Seguro te sentarás frente a un teclado mientras buscas las palabras correctas para retratar este universo. Desearás enumerar cuanto has vivido en cien metros cuadrados: tu enojo, el insomnio, la pérdida de tu virginidad. Una verdadera vida, algo completamente tuyo que se baña con el sentimiento tan pesado, tan desgastante de que jamás podrás escapar a este abrazo viejo, que el destino te depara la misma suerte que a tu tío, un artista venido a menos, cuya única aspiración no es crear sino subsistir. 

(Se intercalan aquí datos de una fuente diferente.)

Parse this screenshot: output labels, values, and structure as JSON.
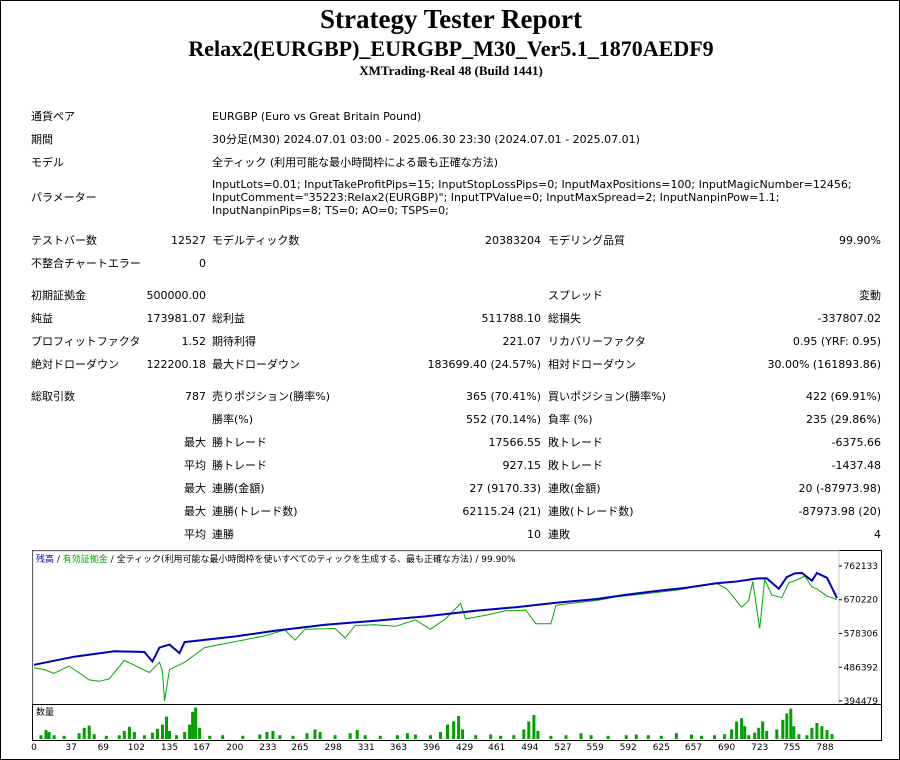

Existes sin quererlo, obligado a mantenerte en un vientre que corroen los grandes terremotos y los hundimientos paulatinos en la zona. Sofocas tus impulsos de considerar algún escape tras unas cuantas promociones de caguamas por $40 pesos, de litros de aguarrás con caña por apenas otros $20. Beberás a solas casi todo el tiempo, cobijándote con la sombra de tu ceño. Perderás el conocimiento de brazo de tus amigos, llorarás por cuánto pierdes, por cuánto corre el tiempo sin notarlo, por lo negra que se torna la laguna de tus pensamientos ebrios. Te compones, como López, de los fragmentos que dibujan tu silueta sin nunca definirte. Eres la sombra que repta entre lenguas luminiscentes de un cielo sin estrellas, que tirita con el soplo gélido de invierno escurriéndose por la ventana. Acaso sea ésta tu verdadera madre, más allá de sólo ser quien cumple tus deseos. Aquí compones la nueva realidad con la que sueñas, el Purgatorio ahogándote con aires calmos y el Paraíso deleitándote con sus brisas frescas. 

Llevas apenas un montoncito de meses, contados con los dedos de ambas manos, en el viejo barrio de San Juan. Con medio cuerpo asomándose por la ventana, miras a la calle y sientes que tu corazón repite: 

Estás en casa. 

Estás en casa. 

Estás en casa. 

Semblanza:

Carlos Yabib (Tijuana, 1994). Estudiante de la licenciatura en Escritura Creativa y Literatura de la Universidad del Claustro de Sor Juana, fue seleccionado del programa Talentos Artísticos: Valores de Baja California durante el periodo 2011-2014. Ha colaborado con revistas digitales como Gargantúa, Diez4 y Umbral (SAINDE), así como con el suplemento cultural Identidad del periódico El Mexicano. Participó en el marco de la 30o-32º Feria del Libro Tijuana, así como en el XI Festival de Literatura del Noroeste FeLiNo y la 37º Feria del Libro Infantil y Juvenil en CDMX. Trabajo suyo aparece en la antología de cuento Fragmentarios, coordinada por el Instituto de Cultura de Baja California.